I did learn the hard way about crafting duplicates.  I usually will craft items from the animals "want list" and until it is crafted it still has the option to craft it and I ended up with two alpine sofas.  I really wish we could arrange the furniture list, and that there was some way of knowing which item you are currently crafting.    

I did make the mistake of using tickets to speed some things up at the beginning as well as craft items to get animals in my camp faster, and get through the timed and stretch goals.  I just started playing this game last week, can you tell I am impatient.  I do plan to slow it down though, because I don't want to burn out on it either.  I have been tempted to buy a ticket pack, but I have to remind myself of how many other games I have spend money on that I burned out on and no longer play   I do want to support the developers, I guess that is my excuse to buy, and I do like that this game really doesn't seem to be as much of a money grab as other games I have paid for (which is another reason I stopped playing them because the ONLY way to progress was to spend real money and I have a limit)

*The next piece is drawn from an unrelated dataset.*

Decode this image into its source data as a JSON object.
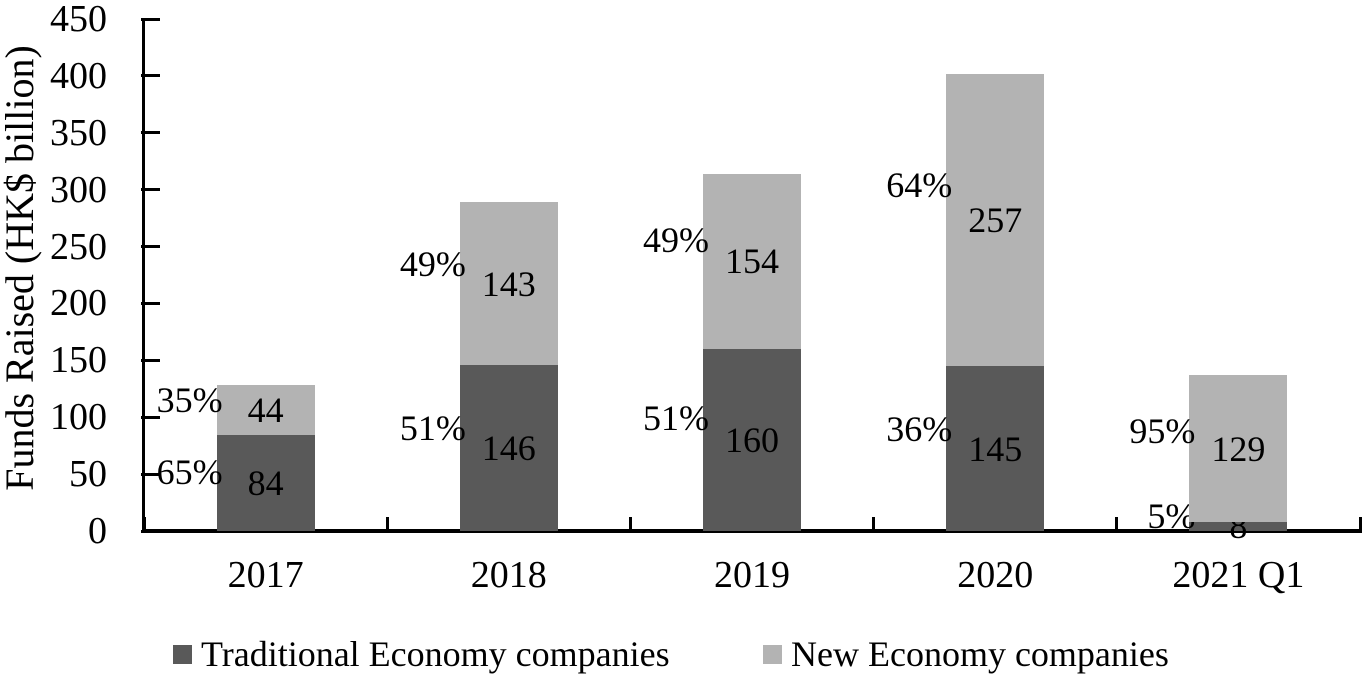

Now I have other things to work towards, your suggestion of prioritizing the animals with paper and preserves makes sense, and I plan to work on that next.


----------



## TykiButterfree (Dec 12, 2017)

My strategy is to try to have about 5 of each kind of item so I can do most villager requests easily. If I get low on something, I will try to find more or visit friends and check the market boxes. I expanded the inventory a bit and it works pretty well since I don't play that often.

My problem is never having any cotton. Most of the villagers I like just give steel. I don't mind using leaf tickets to go to the quarry or if I need materials since it is pretty easy to level up and that always gives more leaf tickets. I feel like it is pointless to use them to speed up crafting though. I just check the next day and everything I was crafting is usually done by then.


----------



## jenikinz (Dec 12, 2017)

TykiButterfree said:


> My strategy is to try to have about 5 of each kind of item so I can do most villager requests easily. If I get low on something, I will try to find more or visit friends and check the market boxes. I expanded the inventory a bit and it works pretty well since I don't play that often.
> 
> My problem is never having any cotton. Most of the villagers I like just give steel. I don't mind using leaf tickets to go to the quarry or if I need materials since it is pretty easy to level up and that always gives more leaf tickets. I feel like it is pointless to use them to speed up crafting though. I just check the next day and everything I was crafting is usually done by then.



I used up all my leaf tickets expanding my storage boxes, I used to keep at least 6-8 of each of the most requested items, but now I am keeping at least 10-12 since I have more storage.  When I have time, and all the requests have been fulfilled I go and replenish everything in storage for the next batch of requests.  It has been working out very well.


I had the same issue with cotton, that is why I made sure I had at least two of each animal that gives cotton, steel, and wood, and one of each for the preserves and paper.  I also started using the request tickets on animals that give cotton, and now I have plenty of cotton.  Once I can invite animals that give paper and preserves I plan to boot one steel and one wood giving animal since I seem to always have plenty of those items,  but the paper and preserves...those items are rarely given out and it seems when you need them you need a LOT of them.


----------